I’m not sure if this really is a slowly changing dimension question or not, but the issue is as follows:
We’re a sports medicine hospital, and for one study we’re doing we want to match up a strength test result with a patient’s bodyweight to end up with a force/bodyweight measure.
The issue is, our most reliable bodyweight measure isn’t done on the same day as the strength test, so I have one table with patient identification numbers, and their bodyweight measures, along with the date we got the bodyweight:
If we take our first subject with 2 weight measures (MRN: 113673) whose weight went from 65.6kg to 70.6kg in 13 months - if I have a strength measure that’s done close to Sep 2017 I’d use 65.6, and if it’s in Oct 2018, I’d use 70.6. If it’s March 2018, then I’d use the mid point of these two as a best estimate, etc.
I’ve thought of a ridiculously big excel table which has each person in a column, and all the dates as rows, and then I could manually interpolate between the “known” values, but since I’m talking about more than 1,000 patients and 5,000 measurements, this is unwieldy and not future-proof.
Any thoughts on best practice here?
I dont see why this couldnt be done in. Just need to define what is “close” and then when to use the midpoint. Then is it the midpoint of all available bodyweight cals for the MRN, or is the last 2, 3, etc… Need to be specific here so DAX “knows” what path to take.
Also, some sample data in a PBIX file would be preferred. Along with a quick mockup of what you would want/expect the out come to be.
Hi @rodwhiteley, we’ve noticed that no response has been received from you since the 7th of May. We just want to check if you still need further help with this post? In case there won’t be any activity on it in the next few days, we’ll be tagging this post as Solved. If you have a follow question or concern related to this topic, please remove the Solution tag first by clicking the three dots beside Reply and then untick the checkbox. Thanks!
Apologies for not replying - snowed with COVID-19 related work.
I’m not sure how I am best able to interpolate from the measures I have.
Here’s a snip from a pivot table with every person in the column, and each observation in rows (as dates):
You’ll notice there’s lots of empty cells here - bodyweights get taken at different times to the strength testing.
The “best guess” for someone’s bodyweight on a given would be made by creating a series between each two given “actual” values in a column.
Doing this by hand would drive me insane (there are about 2,000 columns) (and of course I need to drill down to individual days for every row).
Is there a way I could do this in PowerQuery I wonder?

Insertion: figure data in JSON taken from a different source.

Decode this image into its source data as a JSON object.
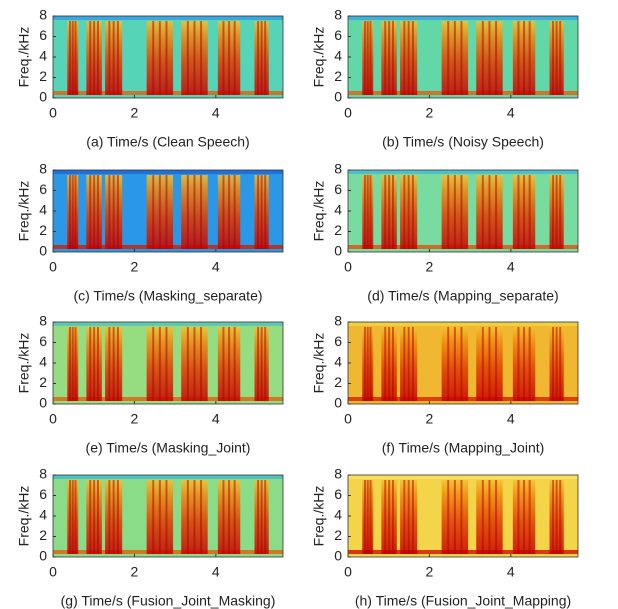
{
  "chart_data": [
    {
      "type": "spectrogram",
      "xlabel": "(a) Time/s (Clean Speech)",
      "ylabel": "Freq./kHz",
      "xlim": [
        0,
        5.65
      ],
      "ylim": [
        0,
        8
      ],
      "xticks": [
        0,
        2,
        4
      ],
      "yticks": [
        0,
        2,
        4,
        6,
        8
      ]
    },
    {
      "type": "spectrogram",
      "xlabel": "(b) Time/s (Noisy Speech)",
      "ylabel": "Freq./kHz",
      "xlim": [
        0,
        5.65
      ],
      "ylim": [
        0,
        8
      ],
      "xticks": [
        0,
        2,
        4
      ],
      "yticks": [
        0,
        2,
        4,
        6,
        8
      ]
    },
    {
      "type": "spectrogram",
      "xlabel": "(c) Time/s (Masking_separate)",
      "ylabel": "Freq./kHz",
      "xlim": [
        0,
        5.65
      ],
      "ylim": [
        0,
        8
      ],
      "xticks": [
        0,
        2,
        4
      ],
      "yticks": [
        0,
        2,
        4,
        6,
        8
      ]
    },
    {
      "type": "spectrogram",
      "xlabel": "(d) Time/s (Mapping_separate)",
      "ylabel": "Freq./kHz",
      "xlim": [
        0,
        5.65
      ],
      "ylim": [
        0,
        8
      ],
      "xticks": [
        0,
        2,
        4
      ],
      "yticks": [
        0,
        2,
        4,
        6,
        8
      ]
    },
    {
      "type": "spectrogram",
      "xlabel": "(e) Time/s (Masking_Joint)",
      "ylabel": "Freq./kHz",
      "xlim": [
        0,
        5.65
      ],
      "ylim": [
        0,
        8
      ],
      "xticks": [
        0,
        2,
        4
      ],
      "yticks": [
        0,
        2,
        4,
        6,
        8
      ]
    },
    {
      "type": "spectrogram",
      "xlabel": "(f) Time/s (Mapping_Joint)",
      "ylabel": "Freq./kHz",
      "xlim": [
        0,
        5.65
      ],
      "ylim": [
        0,
        8
      ],
      "xticks": [
        0,
        2,
        4
      ],
      "yticks": [
        0,
        2,
        4,
        6,
        8
      ]
    },
    {
      "type": "spectrogram",
      "xlabel": "(g) Time/s (Fusion_Joint_Masking)",
      "ylabel": "Freq./kHz",
      "xlim": [
        0,
        5.65
      ],
      "ylim": [
        0,
        8
      ],
      "xticks": [
        0,
        2,
        4
      ],
      "yticks": [
        0,
        2,
        4,
        6,
        8
      ]
    },
    {
      "type": "spectrogram",
      "xlabel": "(h) Time/s (Fusion_Joint_Mapping)",
      "ylabel": "Freq./kHz",
      "xlim": [
        0,
        5.65
      ],
      "ylim": [
        0,
        8
      ],
      "xticks": [
        0,
        2,
        4
      ],
      "yticks": [
        0,
        2,
        4,
        6,
        8
      ]
    }
  ]
}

Filling Down/Up in Power Query wouldn’t work, as I want to get there in smooth steps (a linear fit), not simply repeating previous values.
Thanks for any help,
Rod
Hi @rodwhiteley,
Sure. There’s been a lot of demand for this technique over the last week or so…

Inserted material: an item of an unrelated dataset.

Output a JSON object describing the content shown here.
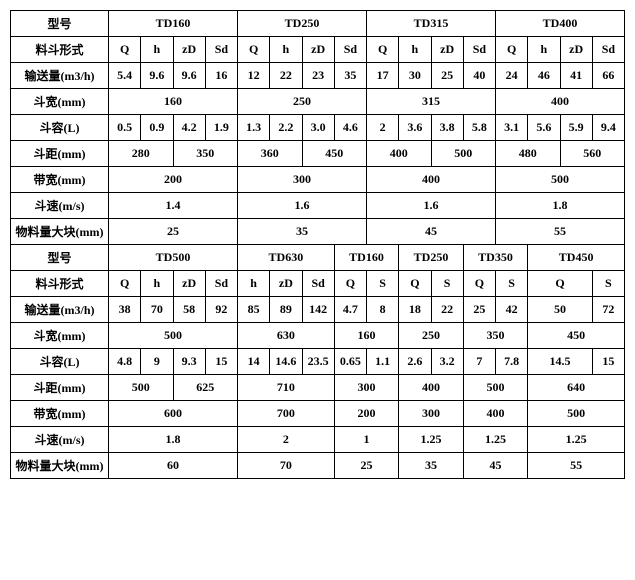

One thing to note. How to deal with dates after the last measurement? I would suggest retrieving the last know value from the result table in DAX but hey… Just review it and if at any point you consider changing that OR switching to another granularity because now it’s at the at the daily level, you can modify the applied logic accordingly…
- So I started of with a small sample.
- Manually added a Buffer step to load the table into memory
- Created a nested table that contains only records where the [Test Date] from the inner table is greater than or equal to the [Test Date] from the outer table AND where the MRN match.
Sorted that intermediate table and only kept the First 2 rows.
- Determined the number of Days between the 2 [Test Date] values by checking if the nested table has 2 rows and using the access operator to subtracting the first- from the second date.
- Calculated a Weighted step for each day by subtracting the first- from the second weight and dividing that by the Date difference between the two measurements.
- Created a list of dates to fill the gab
- Expanded those Dates to New Rows
- Added a Weight projection by summing the [Weight] with the Weight step times Date difference
- Cleaned up the helper columns.
.
Think we could consider it a fact table now… You have a Weight value for each Day and can create a relationship between the DateKey field and your Date dimension table.
I hope this is helpful. Here’s my sample file.
eDNA - SCD Body Weight projection over date range.pbix (45.6 KB)
Thought this was a great example to do a video on because it covered some important Power Query techniques others might benefit from as well. So here’s the link to the video on Enterprise DNA TV.
It covers adding Custom Columns, Table.SelectRows to create nested tables and how to modify and extract data from those nested tables. Creating a Date range to Expand to New Rows but also a great way to ‘cheat’ by drilling down, so you can use the Power Query Interface to generate the M code for you, all you have to do is copy and paste
Although I realize this example is pretty specific I promise the techniques are not. Enjoy.